Immigrant Women Take on New Roles and Recipes
Nafissatou, a Hot Bread Kitchen baker-in-training who emigrated from Burkina Faso, knows all too well the challenge of finding a new occupation in an unfamiliar land. After waiting in vain for call-backs after multiple job interviews, a friend told her about Hot Bread Kitchen.
“At first I was scared, because when I would go to a job interview, they never called. I think maybe it was my English or my scarf,” Nafissatou said. “When I interviewed, I saw Naseem [Hot Bread Kitchen’s ESL and bakers in training teacher] in a scarf, and I was already happy.”
Nafissatou said she has enjoyed learning how to make and shape m’smen, a Moroccan flatbread with honey, and that her work with Hot Bread Kitchen has helped her feel “confident, not only about making bread, but about many other things.”
Her co-baker-in-training, Saba, hopes to later start her own business or work as a sous chef or a baker. “Most of all,” she said, “I want to support my son and save for college. Yesterday, I saw my paycheck and I told my husband, ‘I’m a rich lady.’ I told him this money is for my son’s education.”
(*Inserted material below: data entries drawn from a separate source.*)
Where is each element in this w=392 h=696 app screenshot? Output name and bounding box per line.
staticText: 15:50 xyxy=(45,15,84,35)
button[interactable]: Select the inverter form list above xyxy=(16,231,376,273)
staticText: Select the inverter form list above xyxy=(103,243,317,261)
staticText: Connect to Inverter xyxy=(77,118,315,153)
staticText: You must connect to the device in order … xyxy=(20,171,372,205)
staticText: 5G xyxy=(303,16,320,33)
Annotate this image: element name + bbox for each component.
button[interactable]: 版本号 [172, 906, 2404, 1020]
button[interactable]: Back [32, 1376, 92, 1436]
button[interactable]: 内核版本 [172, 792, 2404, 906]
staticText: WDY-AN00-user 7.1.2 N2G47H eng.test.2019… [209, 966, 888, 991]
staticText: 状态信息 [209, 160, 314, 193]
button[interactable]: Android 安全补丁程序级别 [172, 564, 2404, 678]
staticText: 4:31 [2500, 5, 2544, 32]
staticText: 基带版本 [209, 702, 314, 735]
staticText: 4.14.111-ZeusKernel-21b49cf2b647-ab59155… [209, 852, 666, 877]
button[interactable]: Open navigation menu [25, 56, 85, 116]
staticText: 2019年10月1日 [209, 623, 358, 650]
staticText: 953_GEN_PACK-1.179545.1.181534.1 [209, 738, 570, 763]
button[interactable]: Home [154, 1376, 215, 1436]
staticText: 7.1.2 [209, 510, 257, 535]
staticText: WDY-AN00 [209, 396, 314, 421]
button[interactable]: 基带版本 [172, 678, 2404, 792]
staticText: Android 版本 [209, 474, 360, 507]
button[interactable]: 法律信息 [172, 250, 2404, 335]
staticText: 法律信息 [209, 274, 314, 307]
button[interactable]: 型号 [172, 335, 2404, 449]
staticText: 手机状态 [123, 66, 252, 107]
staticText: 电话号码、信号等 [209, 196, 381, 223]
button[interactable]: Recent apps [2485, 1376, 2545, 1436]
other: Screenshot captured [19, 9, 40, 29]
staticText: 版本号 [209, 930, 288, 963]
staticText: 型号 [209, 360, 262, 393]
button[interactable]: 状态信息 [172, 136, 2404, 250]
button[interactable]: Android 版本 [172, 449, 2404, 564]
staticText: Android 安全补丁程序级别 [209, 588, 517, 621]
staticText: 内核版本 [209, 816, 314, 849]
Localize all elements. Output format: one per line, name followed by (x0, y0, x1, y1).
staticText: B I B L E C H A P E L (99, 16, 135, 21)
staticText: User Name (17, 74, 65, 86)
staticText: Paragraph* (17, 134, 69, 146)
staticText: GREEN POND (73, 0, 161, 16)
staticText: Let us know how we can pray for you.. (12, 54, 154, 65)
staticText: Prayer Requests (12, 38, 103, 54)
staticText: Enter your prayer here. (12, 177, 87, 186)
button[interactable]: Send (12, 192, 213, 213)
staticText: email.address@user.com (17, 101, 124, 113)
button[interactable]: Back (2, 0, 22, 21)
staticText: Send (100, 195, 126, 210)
Manal Kahi’s favorite Eat OffBeat meal is the edamame salad, made with edamame, shredded cabbage, tomatoes, and spices from both Nepal and Syria; she sees it as an excellent metaphor for the unique gifts and unexpected pleasing combinations that are characteristic of diverse communities. Born of two different salads from two Eat OffBeat chefs—engaged in a friendly competition to make the best dish—Kahi said everyone realized that the best outcome was when they mixed both together.
“I find that to be a good representation of our kitchen, or maybe even New York or the U.S. in general,” Kahi said. “Sometimes, the best outcomes are when you mix a little bit of the best ingredients from each part.”
Challenging Times for Refugees and Immigrants
In 2017, the Trump administration’s rhetoric and actions created additional challenges for immigrants and refugees living in or coming to the U.S. After taking office in January, President Trump signed executive orders expanding the authority of immigration officers. By May 2017, U.S. Immigration and Customs Enforcement (ICE) arrests had climbed almost 40 percent over the previous year. And a modified version of the travel ban that Trump has been trying to institute since his first month in office went into partial effect at the end of last month.
“The environment in general has become much harder for immigrants and women in the restaurant industry” under the Trump industry, said Saru Jayaraman, co-director and co-founder of Restaurant Opportunities Centers (ROC) United, which works through a variety of justice campaigns to improve the wages and working conditions of the U.S. restaurant workforce. “Immigrants in the restaurant industry feel a great deal of fear since the election, and it was already hard for women in this very male-dominated industry,” she added.
At the same time, “Immigrants in the industry are being extremely courageous and speaking up in a number of ways—marches, rallies, and programs, like our own Sanctuary Restaurants,” Jayaraman said, referring to the project launched by ROC United and Presente.org, a Latinx empowerment movement, that promotes and connects diverse, safe, and inclusive restaurants.
“In some ways, the extremely challenging moment could also be an opportunity to change an industry that already posed incredible barriers to immigrants and female chefs long before the election,” Jayaraman said.